3. Radbruch A, Graf M, Kramp L, et al. Differentiation of brain metastases by percentagewise quantification ofintratumoral-susceptibility-signals at 3 Tesla. European Journal of Radiology 81 (2012) 4064-4068.

4. Cha S, Lupo JM, Chen MH, et al. Differentiation of glioblastoma multiforme and single brain metastasis by peak height and percentage of signal intensity recovery derived from dynamic susceptibility-weighted contrast-enhanced perfusion MR imaging. AJNR Am J Neuroradiol. 2007 Jun-Jul;28(6):1078-1084.

5. Kim HS, Jahng GH, Ryu CW, Kim SY. Added value and diagnostic performance of intratumoral susceptibility signals in the differential diagnosis of solitary enhancing brain lesions: preliminary study. AJNR Am J Neuroradiol. 2009 Sep;30(8):1574-1579.

Figures

Comparision of the score of the visibility of the ITSS in the central portion of the tumor and tumor capsular area (Student t-test).

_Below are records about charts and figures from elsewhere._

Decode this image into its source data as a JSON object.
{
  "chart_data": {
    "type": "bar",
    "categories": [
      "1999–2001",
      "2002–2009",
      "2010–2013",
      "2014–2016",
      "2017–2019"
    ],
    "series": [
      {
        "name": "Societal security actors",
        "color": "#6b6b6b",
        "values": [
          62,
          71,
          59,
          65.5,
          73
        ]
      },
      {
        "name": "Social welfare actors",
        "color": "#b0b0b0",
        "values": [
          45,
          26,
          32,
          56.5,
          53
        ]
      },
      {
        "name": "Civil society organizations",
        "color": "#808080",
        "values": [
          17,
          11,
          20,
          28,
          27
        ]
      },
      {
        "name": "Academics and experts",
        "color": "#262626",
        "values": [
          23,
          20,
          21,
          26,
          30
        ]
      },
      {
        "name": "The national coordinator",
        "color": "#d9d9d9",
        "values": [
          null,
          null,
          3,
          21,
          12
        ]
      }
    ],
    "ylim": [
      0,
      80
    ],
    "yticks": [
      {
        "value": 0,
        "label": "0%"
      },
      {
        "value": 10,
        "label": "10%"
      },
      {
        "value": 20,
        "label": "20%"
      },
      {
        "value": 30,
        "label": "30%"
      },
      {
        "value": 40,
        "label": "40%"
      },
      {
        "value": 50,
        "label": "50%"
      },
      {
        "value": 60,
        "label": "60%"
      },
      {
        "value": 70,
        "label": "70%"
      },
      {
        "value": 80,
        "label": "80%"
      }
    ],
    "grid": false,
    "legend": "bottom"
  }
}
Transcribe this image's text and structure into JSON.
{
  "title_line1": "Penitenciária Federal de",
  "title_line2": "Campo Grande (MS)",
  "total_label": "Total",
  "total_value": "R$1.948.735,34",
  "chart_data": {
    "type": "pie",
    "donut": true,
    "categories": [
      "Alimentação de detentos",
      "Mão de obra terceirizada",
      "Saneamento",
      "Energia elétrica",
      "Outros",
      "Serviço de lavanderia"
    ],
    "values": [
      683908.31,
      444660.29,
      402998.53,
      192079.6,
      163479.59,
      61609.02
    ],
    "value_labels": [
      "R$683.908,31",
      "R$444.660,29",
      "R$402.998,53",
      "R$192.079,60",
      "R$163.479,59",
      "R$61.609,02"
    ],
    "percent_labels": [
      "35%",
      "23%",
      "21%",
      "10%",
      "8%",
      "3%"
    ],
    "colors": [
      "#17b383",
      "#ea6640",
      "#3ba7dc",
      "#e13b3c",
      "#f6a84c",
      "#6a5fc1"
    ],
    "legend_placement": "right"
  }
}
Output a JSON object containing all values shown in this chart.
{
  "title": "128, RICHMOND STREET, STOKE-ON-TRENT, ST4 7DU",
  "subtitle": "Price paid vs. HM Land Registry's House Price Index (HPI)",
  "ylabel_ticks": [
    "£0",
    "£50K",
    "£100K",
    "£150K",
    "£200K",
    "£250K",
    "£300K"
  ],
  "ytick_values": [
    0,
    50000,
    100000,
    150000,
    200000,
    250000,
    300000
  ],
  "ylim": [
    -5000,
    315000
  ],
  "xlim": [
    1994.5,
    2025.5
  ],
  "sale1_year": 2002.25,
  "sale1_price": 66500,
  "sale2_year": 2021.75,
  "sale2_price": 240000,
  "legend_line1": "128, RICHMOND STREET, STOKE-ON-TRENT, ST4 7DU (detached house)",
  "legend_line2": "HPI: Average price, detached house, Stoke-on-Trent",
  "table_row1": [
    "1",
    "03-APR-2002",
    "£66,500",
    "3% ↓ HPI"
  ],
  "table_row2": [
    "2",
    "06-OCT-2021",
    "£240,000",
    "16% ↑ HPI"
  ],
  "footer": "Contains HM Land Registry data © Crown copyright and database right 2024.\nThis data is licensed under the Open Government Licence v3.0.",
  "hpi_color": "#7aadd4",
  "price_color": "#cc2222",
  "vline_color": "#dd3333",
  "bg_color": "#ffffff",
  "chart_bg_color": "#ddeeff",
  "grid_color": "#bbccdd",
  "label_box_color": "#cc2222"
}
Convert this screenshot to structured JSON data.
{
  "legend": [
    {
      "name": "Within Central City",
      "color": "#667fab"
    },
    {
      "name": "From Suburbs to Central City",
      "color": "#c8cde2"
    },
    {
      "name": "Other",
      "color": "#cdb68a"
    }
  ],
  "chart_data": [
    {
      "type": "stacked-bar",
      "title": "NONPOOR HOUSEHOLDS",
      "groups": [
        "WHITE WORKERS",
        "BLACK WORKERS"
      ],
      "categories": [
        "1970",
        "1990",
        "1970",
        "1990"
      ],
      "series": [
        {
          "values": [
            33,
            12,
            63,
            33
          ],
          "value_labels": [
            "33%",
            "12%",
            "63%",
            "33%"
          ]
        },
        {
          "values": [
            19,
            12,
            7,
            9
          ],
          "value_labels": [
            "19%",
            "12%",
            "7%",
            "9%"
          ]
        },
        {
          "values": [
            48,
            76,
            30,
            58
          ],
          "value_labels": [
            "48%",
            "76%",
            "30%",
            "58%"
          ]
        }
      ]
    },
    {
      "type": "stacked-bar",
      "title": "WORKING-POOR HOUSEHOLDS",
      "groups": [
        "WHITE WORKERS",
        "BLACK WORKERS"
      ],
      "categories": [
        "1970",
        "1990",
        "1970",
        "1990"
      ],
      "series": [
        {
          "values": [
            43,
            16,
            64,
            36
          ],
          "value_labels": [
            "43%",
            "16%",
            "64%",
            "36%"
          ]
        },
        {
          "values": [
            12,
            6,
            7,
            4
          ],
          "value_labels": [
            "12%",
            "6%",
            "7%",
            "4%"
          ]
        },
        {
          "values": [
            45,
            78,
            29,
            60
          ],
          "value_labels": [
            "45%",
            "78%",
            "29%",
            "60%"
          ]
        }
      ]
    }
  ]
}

Graphical illustration of the ratio of score of the visibility of the ITSS in the central portion of the tumor versus tumor capsular area of the different tumor histological groups (A: Glioblastoma multiforme, B: Small cell lung cancer metastasis, C: Non small cell lung cancer metastasis, D: Renal cell cancer metastasis).

82 year old male patient with Glioblastoma Multiforme. A: Postcontrast T1 shows intratumoral heterogeneity (arrows). Strong enhancement sharply delineates the margins of the lesion. B: SWI precontrast shows Grade 4 CITSS indicates more than10 dot-like or linear low intensity structures (arrow) and Grade 2 PITSS indicates mild tumor rim low signal lesions.

84 year old male patient with non small cell lung cancer brain metastasis. A: Postcontrast T1 shows an intense enhancement, except in a small area, which is probably hemorrhagic foci with good degree tumor margin delineation (arrows). B: SWI precontrast shows Grade 1 CITSS indicates no dot-like or linear low intensity structures (arrow) and Grade 4 PITSS indicates severe tumor rim low signal lesions.